Lena Waithe, who wrote and produced Queen & Slim, tells me that while filming that film’s climactic sequence, in which the fugitive main characters face a moment of truth, she thought Kaluuya seemed in touch with a higher power.
“He was in another place,” she says. “He was allowing himself to find things that aren’t on the page.”
The anniversary
The weight of history hung over every take of the Judas shoot. But Kaluuya remembers one day in particular as the hardest of his professional life.
The cast and crew were recreating the night when Chicago police officers shot a drugged Hampton dead in his sleep (O’Neal had put a barbiturate in his drink at a dinner party) on the 50th anniversary of the real-life events.
“It was a hard night for all of us,” Stanfield says. “The energy was so thick that you could feel it.”
Kaluuya, who had worked hard to create and maintain the borders between himself and his character, felt them beginning to crumble.

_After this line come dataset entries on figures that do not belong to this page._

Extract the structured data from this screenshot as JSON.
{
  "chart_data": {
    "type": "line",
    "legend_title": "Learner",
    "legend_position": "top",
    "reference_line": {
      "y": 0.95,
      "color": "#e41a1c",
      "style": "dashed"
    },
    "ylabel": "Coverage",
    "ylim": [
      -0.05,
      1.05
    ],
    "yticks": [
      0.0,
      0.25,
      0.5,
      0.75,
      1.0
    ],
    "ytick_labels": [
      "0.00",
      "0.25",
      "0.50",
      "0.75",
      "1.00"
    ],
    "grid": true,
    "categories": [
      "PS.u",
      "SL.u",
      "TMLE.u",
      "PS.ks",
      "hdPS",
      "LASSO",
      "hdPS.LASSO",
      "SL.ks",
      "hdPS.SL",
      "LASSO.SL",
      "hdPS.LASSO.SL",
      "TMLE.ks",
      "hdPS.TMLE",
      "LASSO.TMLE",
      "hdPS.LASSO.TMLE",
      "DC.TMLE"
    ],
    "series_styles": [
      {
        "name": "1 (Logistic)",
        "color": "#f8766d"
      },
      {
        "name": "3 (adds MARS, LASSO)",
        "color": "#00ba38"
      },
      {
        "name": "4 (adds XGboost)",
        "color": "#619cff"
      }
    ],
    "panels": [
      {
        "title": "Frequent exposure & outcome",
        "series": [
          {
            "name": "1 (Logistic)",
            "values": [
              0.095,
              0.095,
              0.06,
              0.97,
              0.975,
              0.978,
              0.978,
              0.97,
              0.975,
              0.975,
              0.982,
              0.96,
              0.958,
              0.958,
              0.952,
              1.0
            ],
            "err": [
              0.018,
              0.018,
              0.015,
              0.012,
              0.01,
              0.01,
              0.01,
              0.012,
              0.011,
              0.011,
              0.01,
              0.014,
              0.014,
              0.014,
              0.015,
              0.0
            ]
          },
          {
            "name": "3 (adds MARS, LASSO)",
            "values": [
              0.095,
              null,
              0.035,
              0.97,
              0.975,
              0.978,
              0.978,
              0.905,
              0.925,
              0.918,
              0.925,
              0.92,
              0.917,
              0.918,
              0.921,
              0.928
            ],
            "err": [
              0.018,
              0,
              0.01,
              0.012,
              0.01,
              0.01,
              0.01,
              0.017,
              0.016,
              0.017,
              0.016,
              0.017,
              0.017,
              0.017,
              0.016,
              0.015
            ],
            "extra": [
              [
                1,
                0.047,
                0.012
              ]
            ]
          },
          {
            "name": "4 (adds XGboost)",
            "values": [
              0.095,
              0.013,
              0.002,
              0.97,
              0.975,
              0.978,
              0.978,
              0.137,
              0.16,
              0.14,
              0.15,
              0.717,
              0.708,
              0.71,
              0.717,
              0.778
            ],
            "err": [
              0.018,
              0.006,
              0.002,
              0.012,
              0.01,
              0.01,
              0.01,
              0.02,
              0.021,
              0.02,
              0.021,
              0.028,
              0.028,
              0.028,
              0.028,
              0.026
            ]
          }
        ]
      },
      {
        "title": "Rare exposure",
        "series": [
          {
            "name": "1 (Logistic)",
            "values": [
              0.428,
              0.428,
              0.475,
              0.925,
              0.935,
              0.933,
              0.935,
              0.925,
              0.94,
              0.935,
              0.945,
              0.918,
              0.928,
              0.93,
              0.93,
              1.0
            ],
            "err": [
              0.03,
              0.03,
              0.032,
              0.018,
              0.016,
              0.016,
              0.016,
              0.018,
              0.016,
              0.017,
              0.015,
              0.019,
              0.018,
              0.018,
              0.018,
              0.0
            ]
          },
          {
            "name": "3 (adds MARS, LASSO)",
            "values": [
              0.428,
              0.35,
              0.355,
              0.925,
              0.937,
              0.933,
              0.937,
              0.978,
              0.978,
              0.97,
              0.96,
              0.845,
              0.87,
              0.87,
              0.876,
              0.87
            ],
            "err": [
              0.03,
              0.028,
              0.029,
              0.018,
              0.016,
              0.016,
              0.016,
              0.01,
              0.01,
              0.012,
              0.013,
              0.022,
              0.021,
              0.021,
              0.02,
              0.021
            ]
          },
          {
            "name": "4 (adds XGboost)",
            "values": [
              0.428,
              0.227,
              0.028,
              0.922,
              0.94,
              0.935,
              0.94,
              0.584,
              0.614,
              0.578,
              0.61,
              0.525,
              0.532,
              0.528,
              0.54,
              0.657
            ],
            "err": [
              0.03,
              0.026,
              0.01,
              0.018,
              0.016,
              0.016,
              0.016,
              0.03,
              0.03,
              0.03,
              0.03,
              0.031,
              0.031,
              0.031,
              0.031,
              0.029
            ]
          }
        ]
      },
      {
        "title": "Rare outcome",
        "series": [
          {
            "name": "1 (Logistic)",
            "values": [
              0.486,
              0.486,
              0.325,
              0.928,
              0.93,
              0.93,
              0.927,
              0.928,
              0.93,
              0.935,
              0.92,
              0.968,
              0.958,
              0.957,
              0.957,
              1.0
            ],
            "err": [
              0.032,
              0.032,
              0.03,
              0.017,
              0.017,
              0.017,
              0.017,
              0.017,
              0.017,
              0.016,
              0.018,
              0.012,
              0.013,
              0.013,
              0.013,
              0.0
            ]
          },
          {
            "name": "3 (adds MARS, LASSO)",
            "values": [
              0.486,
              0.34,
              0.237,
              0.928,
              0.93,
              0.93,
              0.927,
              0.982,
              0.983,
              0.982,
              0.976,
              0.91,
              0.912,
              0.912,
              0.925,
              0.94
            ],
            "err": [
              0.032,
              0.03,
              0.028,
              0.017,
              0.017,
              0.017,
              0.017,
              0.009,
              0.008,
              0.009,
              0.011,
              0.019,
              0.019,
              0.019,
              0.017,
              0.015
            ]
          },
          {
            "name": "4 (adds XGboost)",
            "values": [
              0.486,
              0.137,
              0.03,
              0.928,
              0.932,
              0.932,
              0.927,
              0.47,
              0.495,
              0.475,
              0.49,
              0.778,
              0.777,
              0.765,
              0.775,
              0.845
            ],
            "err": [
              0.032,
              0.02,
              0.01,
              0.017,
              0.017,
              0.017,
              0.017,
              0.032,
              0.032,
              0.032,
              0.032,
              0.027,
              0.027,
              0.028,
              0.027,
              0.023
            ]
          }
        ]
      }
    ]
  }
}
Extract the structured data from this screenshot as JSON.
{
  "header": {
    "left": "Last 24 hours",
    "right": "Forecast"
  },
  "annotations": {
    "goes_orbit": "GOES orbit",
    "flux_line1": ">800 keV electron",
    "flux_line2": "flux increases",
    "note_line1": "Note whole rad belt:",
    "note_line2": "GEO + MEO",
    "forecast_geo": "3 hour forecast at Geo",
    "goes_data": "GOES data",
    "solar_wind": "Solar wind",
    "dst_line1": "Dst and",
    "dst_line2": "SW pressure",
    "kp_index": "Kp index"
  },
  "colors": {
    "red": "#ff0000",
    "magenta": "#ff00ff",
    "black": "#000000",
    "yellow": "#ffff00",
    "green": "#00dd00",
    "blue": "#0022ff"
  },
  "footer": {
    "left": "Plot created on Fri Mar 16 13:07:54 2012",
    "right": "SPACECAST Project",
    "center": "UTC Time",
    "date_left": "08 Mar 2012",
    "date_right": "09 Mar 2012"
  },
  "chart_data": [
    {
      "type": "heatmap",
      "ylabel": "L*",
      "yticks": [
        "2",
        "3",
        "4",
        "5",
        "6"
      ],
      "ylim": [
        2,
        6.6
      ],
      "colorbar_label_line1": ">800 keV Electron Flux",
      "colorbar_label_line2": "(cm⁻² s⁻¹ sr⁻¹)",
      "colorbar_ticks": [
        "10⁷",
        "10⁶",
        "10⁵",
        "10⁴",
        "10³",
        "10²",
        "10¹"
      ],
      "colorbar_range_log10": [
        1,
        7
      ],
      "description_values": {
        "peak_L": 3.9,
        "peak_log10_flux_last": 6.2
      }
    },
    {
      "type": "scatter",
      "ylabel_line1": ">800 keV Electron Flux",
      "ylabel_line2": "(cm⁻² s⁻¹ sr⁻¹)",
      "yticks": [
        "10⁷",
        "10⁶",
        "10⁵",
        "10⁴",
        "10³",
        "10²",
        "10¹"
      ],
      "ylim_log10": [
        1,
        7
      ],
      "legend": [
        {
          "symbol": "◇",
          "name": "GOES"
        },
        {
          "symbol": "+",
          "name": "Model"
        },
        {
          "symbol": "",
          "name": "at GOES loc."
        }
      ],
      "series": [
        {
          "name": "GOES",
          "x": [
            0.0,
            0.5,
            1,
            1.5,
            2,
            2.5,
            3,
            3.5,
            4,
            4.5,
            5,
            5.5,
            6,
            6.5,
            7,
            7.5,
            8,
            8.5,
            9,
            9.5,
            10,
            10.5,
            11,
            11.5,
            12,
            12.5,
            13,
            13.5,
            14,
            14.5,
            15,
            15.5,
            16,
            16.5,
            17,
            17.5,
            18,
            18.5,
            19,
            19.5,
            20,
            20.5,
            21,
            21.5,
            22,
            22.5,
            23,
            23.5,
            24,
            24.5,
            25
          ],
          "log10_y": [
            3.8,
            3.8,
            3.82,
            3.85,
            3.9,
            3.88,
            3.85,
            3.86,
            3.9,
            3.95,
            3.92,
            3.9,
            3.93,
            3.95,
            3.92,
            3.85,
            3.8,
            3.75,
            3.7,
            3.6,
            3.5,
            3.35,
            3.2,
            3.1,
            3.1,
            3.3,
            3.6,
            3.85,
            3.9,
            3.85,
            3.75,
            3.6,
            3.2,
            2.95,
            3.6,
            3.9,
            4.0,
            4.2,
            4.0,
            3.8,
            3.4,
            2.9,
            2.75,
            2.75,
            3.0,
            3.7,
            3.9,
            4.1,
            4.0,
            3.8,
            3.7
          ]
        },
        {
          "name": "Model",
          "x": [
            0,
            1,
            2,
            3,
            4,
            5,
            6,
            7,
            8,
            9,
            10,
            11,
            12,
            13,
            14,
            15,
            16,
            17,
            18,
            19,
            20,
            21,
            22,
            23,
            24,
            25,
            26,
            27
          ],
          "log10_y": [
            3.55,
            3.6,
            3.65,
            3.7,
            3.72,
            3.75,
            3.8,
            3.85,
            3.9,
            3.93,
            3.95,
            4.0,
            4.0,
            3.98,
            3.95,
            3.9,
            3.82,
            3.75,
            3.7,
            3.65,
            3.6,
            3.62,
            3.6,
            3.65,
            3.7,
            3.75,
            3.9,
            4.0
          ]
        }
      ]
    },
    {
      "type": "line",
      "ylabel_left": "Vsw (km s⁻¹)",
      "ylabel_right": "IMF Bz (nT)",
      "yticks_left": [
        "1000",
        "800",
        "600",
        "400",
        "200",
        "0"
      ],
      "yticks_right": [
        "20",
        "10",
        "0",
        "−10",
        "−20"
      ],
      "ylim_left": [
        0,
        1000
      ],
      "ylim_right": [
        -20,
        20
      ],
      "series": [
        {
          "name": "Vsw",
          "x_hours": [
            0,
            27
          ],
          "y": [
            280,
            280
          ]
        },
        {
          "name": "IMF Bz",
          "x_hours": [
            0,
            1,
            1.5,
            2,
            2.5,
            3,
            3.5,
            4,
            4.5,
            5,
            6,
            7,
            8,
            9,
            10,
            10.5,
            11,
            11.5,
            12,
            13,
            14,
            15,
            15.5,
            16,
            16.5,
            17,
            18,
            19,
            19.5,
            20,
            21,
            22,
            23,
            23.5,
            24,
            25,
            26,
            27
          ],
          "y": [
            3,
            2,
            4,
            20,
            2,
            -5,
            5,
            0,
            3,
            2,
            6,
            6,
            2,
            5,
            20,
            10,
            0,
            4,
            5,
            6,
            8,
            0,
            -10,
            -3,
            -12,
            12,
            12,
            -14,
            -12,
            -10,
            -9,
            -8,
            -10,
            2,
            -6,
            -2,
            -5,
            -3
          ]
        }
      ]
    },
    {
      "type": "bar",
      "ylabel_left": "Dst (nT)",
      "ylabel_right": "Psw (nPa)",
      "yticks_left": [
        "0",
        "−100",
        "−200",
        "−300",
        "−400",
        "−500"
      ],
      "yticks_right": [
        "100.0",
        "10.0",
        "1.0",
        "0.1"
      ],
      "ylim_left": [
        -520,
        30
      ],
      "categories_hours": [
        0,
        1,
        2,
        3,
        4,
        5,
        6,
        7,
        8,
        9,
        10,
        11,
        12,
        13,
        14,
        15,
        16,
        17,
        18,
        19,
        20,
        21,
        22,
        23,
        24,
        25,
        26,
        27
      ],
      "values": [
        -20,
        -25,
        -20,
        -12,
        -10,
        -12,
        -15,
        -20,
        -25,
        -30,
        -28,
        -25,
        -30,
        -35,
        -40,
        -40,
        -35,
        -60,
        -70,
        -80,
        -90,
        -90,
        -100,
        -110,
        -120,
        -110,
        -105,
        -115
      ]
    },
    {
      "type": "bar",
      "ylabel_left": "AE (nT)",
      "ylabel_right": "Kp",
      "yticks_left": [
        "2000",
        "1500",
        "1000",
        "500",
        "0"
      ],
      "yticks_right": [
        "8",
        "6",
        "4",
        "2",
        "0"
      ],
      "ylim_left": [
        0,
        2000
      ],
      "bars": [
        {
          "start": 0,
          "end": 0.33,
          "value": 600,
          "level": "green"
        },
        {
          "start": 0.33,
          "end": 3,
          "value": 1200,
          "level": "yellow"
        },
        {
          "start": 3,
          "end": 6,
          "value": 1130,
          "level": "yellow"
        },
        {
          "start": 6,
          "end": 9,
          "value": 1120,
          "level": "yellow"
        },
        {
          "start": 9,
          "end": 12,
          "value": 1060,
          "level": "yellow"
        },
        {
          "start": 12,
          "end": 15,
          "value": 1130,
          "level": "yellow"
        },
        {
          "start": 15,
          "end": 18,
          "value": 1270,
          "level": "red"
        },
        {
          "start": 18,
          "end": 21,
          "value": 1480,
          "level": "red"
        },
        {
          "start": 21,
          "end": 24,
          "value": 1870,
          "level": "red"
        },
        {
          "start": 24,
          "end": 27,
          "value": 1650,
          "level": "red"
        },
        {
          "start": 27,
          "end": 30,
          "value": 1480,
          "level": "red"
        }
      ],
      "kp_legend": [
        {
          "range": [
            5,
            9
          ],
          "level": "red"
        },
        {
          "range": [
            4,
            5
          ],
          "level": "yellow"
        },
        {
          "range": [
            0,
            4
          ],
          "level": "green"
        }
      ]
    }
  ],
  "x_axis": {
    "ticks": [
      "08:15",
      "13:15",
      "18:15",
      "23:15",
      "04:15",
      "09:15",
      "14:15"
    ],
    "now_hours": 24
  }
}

Suddenly, he was viewing the scene not as a Black man in 1969 but as one in 2019, with a half-century of further data on the odds of survival in a white world.
His first instinct was to suppress the emotions rising inside him. “If you get too invested in your own feelings, it can start to muddle you up,” Kaluuya says. But he decided they belonged on the screen. It was the one thing he had left to give.
“That’s where the hours show up. That’s where the craft shows up,” he says. “You don’t deny that feeling; you use it, because it’s the truth.”